If you’ve noticed any of the mentioned symptoms and you fear that your cat might have urinary incontinence, the best thing to do is contact your pet immediately. In most of the cases, all your cat will need is just prescribed medication.
Or Perhaps, Urinary Tract Infection
Here are basically 5 of the most common signals that point to your cat having a urinary tract infection, and you should always see your vet as soon as possible after noticing any of these:
- If your cat is urinating out of the litter box – Staying away from the litter box might be a sign that your cat is experiencing pain that he associates with it. This can be a sign of many other things (like cat not liking the new scent of the litter), but to be sure, you should rule out medical issues with your vet first.
- If your cat is urinating more frequently than usual – If you’ve noticed that your cat has been urinating so often that sometimes there is even hardly any fluid coming out, this might be a sign of a partial or complete blockage of your cat’s urethra. This can be very serious, and you should visit your vet immediately.
- If your cat is peeing blood and experiencing pain when peeing – Has your cat been experiencing pain when being picked up, crying or having blood in the urine? These are all very serious symptoms and you should see your vet immediately if you notice any of them.
- If your cat has been licking his private parts more than usual – More licking than usual can lead to secondary irritation
- If your cat has been experiencing any loss of appetite or/and cranky behavior – These can point to many different things, but it’s always best to see a vet after noticing them. Basically, any signs that your cat hasn’t been himself lately might point to a urinary tract infection.

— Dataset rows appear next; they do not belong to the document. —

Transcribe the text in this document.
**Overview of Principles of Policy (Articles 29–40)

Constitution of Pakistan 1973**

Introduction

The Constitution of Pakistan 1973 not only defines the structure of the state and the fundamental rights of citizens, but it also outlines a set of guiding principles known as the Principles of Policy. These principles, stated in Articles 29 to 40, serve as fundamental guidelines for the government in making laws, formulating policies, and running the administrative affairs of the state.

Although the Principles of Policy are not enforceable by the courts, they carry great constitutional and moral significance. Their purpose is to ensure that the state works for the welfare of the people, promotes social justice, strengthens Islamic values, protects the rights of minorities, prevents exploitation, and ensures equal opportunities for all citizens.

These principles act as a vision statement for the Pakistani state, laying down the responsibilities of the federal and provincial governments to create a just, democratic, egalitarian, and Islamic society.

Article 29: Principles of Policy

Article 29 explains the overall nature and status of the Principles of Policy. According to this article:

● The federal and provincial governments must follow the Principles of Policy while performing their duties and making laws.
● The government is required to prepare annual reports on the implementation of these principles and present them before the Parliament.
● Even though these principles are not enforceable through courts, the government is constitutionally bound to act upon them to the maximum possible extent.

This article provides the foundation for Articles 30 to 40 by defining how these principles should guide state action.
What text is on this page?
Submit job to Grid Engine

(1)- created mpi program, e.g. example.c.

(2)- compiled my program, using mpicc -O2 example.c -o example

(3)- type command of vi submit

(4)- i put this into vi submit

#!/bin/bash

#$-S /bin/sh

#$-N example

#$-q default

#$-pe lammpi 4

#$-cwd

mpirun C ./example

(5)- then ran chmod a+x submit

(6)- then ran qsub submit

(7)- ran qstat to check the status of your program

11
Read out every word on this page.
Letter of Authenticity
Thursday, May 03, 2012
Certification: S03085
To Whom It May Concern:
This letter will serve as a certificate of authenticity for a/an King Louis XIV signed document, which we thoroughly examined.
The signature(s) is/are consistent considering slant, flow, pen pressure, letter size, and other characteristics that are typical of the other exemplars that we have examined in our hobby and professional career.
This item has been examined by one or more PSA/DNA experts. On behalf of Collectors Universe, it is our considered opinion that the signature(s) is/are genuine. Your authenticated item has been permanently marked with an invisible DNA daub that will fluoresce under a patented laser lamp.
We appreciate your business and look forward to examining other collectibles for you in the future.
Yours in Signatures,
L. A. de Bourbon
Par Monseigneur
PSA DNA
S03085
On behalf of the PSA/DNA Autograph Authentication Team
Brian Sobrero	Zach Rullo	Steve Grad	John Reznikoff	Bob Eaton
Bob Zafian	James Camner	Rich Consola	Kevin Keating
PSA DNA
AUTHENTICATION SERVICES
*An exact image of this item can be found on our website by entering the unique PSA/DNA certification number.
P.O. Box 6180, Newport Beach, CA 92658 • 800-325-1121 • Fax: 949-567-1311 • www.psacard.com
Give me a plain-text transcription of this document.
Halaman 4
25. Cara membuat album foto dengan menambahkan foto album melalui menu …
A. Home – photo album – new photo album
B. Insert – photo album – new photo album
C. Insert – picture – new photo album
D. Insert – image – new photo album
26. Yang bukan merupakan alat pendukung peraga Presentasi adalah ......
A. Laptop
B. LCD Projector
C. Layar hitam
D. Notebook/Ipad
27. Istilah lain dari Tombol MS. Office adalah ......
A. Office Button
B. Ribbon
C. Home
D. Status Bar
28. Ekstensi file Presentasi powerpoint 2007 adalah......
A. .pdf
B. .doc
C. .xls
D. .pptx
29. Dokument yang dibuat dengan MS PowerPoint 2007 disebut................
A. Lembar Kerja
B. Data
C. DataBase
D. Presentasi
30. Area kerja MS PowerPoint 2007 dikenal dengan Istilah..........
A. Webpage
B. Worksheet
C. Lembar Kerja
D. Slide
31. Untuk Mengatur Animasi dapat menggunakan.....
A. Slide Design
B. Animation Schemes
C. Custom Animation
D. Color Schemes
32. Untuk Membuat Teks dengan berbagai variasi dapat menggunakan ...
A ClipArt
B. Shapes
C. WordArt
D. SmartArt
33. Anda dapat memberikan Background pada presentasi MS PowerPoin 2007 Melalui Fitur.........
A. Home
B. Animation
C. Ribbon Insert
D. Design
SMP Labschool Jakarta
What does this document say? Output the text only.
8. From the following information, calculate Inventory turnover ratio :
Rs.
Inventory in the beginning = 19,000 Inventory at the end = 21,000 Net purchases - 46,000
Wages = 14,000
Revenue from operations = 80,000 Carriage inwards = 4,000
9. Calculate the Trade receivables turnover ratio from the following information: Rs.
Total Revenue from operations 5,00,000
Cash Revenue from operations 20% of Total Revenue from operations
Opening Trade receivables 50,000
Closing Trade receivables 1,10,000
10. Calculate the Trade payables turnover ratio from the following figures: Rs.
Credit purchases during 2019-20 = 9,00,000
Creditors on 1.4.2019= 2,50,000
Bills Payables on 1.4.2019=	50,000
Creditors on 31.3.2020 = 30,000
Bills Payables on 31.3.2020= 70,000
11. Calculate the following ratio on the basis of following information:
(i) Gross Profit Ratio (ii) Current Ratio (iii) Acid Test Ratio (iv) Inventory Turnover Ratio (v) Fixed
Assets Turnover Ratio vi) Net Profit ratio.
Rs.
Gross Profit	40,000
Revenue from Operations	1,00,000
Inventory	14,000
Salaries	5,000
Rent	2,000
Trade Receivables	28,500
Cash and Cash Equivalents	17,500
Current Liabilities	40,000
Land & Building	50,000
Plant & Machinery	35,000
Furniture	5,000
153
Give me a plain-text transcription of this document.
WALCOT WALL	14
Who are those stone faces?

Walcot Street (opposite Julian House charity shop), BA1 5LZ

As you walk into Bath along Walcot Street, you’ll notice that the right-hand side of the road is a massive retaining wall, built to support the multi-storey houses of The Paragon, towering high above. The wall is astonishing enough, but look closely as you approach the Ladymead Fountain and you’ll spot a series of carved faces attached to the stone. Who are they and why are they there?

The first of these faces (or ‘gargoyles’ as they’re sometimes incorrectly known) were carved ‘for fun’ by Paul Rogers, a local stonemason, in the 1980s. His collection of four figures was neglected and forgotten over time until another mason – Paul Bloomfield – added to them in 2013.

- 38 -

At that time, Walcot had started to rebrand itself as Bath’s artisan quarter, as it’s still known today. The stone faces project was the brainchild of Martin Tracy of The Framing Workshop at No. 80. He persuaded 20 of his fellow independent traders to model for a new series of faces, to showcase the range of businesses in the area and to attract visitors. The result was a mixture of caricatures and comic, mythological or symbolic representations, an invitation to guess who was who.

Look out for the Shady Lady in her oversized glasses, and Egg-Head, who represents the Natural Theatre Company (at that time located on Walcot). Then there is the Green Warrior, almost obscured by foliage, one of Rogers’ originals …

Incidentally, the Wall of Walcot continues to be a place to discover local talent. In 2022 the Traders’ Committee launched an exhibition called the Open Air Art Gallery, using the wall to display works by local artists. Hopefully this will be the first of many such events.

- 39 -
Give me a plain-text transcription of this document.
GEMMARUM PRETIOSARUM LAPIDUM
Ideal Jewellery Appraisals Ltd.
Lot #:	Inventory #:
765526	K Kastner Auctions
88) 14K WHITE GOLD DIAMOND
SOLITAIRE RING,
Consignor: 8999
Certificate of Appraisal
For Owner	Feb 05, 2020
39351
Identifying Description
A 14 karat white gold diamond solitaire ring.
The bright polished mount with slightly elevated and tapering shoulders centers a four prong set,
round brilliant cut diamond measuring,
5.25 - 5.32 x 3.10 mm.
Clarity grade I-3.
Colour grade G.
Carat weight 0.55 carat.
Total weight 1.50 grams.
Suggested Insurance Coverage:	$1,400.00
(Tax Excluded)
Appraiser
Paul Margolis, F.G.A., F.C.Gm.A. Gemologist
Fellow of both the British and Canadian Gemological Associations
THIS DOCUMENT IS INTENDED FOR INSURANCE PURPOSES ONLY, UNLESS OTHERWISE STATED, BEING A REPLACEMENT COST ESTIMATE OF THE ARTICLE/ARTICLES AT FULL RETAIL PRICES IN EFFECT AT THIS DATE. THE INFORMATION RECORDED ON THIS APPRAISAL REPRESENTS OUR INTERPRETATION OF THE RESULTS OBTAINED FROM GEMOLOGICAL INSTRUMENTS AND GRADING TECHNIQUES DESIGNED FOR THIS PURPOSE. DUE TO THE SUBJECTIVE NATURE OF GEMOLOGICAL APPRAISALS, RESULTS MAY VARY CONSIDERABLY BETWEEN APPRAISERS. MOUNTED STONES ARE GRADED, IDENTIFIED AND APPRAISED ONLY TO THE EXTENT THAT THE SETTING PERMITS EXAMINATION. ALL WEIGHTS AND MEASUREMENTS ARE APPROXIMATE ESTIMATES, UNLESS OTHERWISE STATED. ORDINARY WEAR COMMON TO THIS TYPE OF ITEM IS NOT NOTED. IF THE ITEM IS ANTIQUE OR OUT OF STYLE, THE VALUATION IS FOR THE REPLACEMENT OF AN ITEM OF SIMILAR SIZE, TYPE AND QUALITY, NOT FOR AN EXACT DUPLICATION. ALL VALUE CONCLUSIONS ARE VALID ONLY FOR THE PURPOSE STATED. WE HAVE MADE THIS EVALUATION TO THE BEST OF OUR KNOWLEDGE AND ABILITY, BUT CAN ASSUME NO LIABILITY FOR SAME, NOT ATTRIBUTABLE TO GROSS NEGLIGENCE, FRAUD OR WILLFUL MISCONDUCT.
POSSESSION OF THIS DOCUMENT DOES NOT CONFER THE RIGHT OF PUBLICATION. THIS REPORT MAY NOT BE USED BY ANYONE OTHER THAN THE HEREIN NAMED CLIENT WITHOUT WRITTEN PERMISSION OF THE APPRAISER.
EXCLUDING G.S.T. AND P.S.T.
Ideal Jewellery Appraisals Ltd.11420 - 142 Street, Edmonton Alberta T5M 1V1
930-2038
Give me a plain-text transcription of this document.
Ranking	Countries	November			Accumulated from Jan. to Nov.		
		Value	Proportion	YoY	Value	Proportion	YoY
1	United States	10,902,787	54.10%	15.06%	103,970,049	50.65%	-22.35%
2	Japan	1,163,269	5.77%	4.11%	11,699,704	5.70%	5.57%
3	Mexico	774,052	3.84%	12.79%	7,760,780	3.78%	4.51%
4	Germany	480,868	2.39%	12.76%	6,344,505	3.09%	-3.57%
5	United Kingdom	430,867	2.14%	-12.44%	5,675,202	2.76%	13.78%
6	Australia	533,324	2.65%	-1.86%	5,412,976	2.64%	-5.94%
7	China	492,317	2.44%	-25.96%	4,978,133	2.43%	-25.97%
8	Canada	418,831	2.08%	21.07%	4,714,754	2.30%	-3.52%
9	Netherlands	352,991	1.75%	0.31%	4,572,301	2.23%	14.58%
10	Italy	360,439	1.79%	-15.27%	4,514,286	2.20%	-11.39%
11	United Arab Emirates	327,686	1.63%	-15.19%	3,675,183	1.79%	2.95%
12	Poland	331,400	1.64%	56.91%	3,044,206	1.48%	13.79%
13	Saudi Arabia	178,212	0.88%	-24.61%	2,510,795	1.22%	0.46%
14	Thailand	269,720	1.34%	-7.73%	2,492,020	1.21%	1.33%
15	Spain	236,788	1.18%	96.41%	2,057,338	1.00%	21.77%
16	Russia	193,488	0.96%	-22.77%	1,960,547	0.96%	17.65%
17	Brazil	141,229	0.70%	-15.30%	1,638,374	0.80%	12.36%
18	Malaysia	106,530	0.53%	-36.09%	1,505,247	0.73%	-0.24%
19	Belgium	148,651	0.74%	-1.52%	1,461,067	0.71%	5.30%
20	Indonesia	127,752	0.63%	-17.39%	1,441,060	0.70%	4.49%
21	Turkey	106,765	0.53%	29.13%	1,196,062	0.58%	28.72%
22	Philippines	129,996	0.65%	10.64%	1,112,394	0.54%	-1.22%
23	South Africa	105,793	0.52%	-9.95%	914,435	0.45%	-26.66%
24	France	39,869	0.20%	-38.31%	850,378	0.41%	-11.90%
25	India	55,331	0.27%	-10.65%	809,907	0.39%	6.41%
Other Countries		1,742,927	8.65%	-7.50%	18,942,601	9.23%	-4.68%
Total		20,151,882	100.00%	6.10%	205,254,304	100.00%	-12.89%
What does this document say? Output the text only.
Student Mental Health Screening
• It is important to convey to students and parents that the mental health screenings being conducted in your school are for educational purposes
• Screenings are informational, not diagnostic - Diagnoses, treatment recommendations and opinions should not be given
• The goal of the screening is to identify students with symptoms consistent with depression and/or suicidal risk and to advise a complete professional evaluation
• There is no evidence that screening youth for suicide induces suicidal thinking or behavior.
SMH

Treatment Of Urinary Incontinence
Of course, it goes without saying that the proper treatment should always be decided by your veterinarian. The very first thing your vet will probably recommend is taking some appropriate diagnostic tests in order to determine the cause for urinary incontinence in your cat, and then, after concluding the real reason, your vet will prescribe a suitable treatment plan.
In the majority of cases, prescribed medication will completely resolve the issue and your cat will have full recovery in no time and no pain. In other cases, when your cat’s incontinence is the result of inflammation of the urinary tract or bladder, your vet might also prescribe some antibiotics. But unfortunately, for the most complicated of cases, sometimes there might be a need of a simple surgery in order to remove the obstruction on your cat’s bladder / urinary tract.
If your cat has also had inflammation, which is a common issue associated with this medical condition, your vet might also prescribe treating it with topical ointments and antibiotics.
If you’ve noticed that your cat has lately been leaking urine while resting, having problems controlling his pee, experiencing pain while peeing or just about anything else that might seem strange, don’t wait, in some cases even minutes and hours can make a huge difference, and visit your vet immediately.
And don’t worry, in most of the cases cats suffering from incontinence will respond well to prescribed medications and will have a full recovery in no time.